I have omega one wafers which I did not purchase for my shrink but have tried a couple on occasion. My snails will devour them, however the shrimp will only pick at a few things for a short time. Once they get the only ingredient they enjoy, they ignore. I only very rarely toss one in. So... they'll nibble some, but mostly don't care for them. The omega one ones have a little more veggie matter.


----------



## theatermusic87 (Jun 22, 2014)

My shrimp hoover hikari wafers and ignore completely topfin ones... but then qgain most of their food comes from the tank... biofilm and algae, no fish food.
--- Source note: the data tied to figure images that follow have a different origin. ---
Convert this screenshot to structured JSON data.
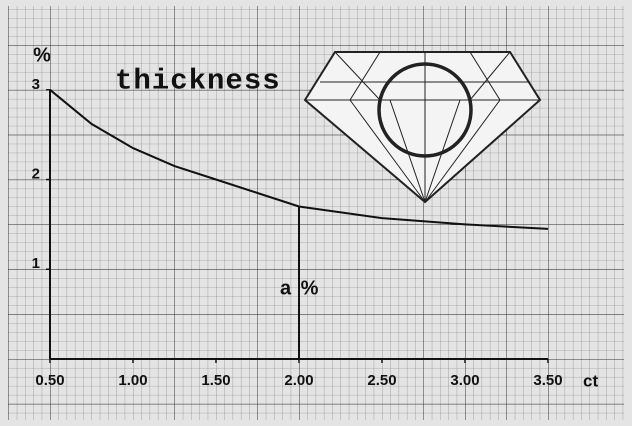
{
  "chart_data": {
    "type": "line",
    "title": "thickness",
    "x_label": "ct",
    "y_label": "%",
    "x": [
      0.5,
      0.75,
      1.0,
      1.25,
      1.5,
      1.75,
      2.0,
      2.5,
      3.0,
      3.5
    ],
    "series": [
      {
        "values": [
          3.0,
          2.62,
          2.35,
          2.15,
          2.0,
          1.85,
          1.7,
          1.57,
          1.5,
          1.45
        ],
        "color": "#111111"
      }
    ],
    "xlim": [
      0.5,
      3.5
    ],
    "ylim": [
      0,
      3.7
    ],
    "xticks": [
      {
        "value": 0.5,
        "label": "0.50"
      },
      {
        "value": 1.0,
        "label": "1.00"
      },
      {
        "value": 1.5,
        "label": "1.50"
      },
      {
        "value": 2.0,
        "label": "2.00"
      },
      {
        "value": 2.5,
        "label": "2.50"
      },
      {
        "value": 3.0,
        "label": "3.00"
      },
      {
        "value": 3.5,
        "label": "3.50"
      }
    ],
    "yticks": [
      1,
      2,
      3
    ],
    "marker": {
      "x": 2.0,
      "y": 1.7,
      "label": "a %"
    }
  }
}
I have noticed though that a form of native algae (I think theyre diatoms that form mini moss ball like shapes but the size of bread crumbs) are gheir absolute favorites. TThey ignore EVERYTHING else in the tank until that is completely gone. I keep a culture going in a peanut butter jar for occasional feeding.


----------



## EDW (Feb 25, 2015)

Yeah i've never really had shrimp go crazy for feed like i've seen in some vids. They have always been more content eating biofilm and I have not fed for weeks at a time with no ill effects. But I dont believe they are bad either.


----------



## Diana (Jan 14, 2010)

I have seen Amano shrimp carry off the small Hikari wafers (not sure which ones) to keep them away from the other shrimp.
I have red cherry shrimp. They do not like the algae wafers I have, but they do enjoy the NLS pellets. I use the very fine ones, and not very much- these 'pellets' get hung up in the moss and the shrimp climb through the moss like fruit pickers. 
I also feed them a flake with the same ingredients as the algae wafer and they go for that pretty well.


----------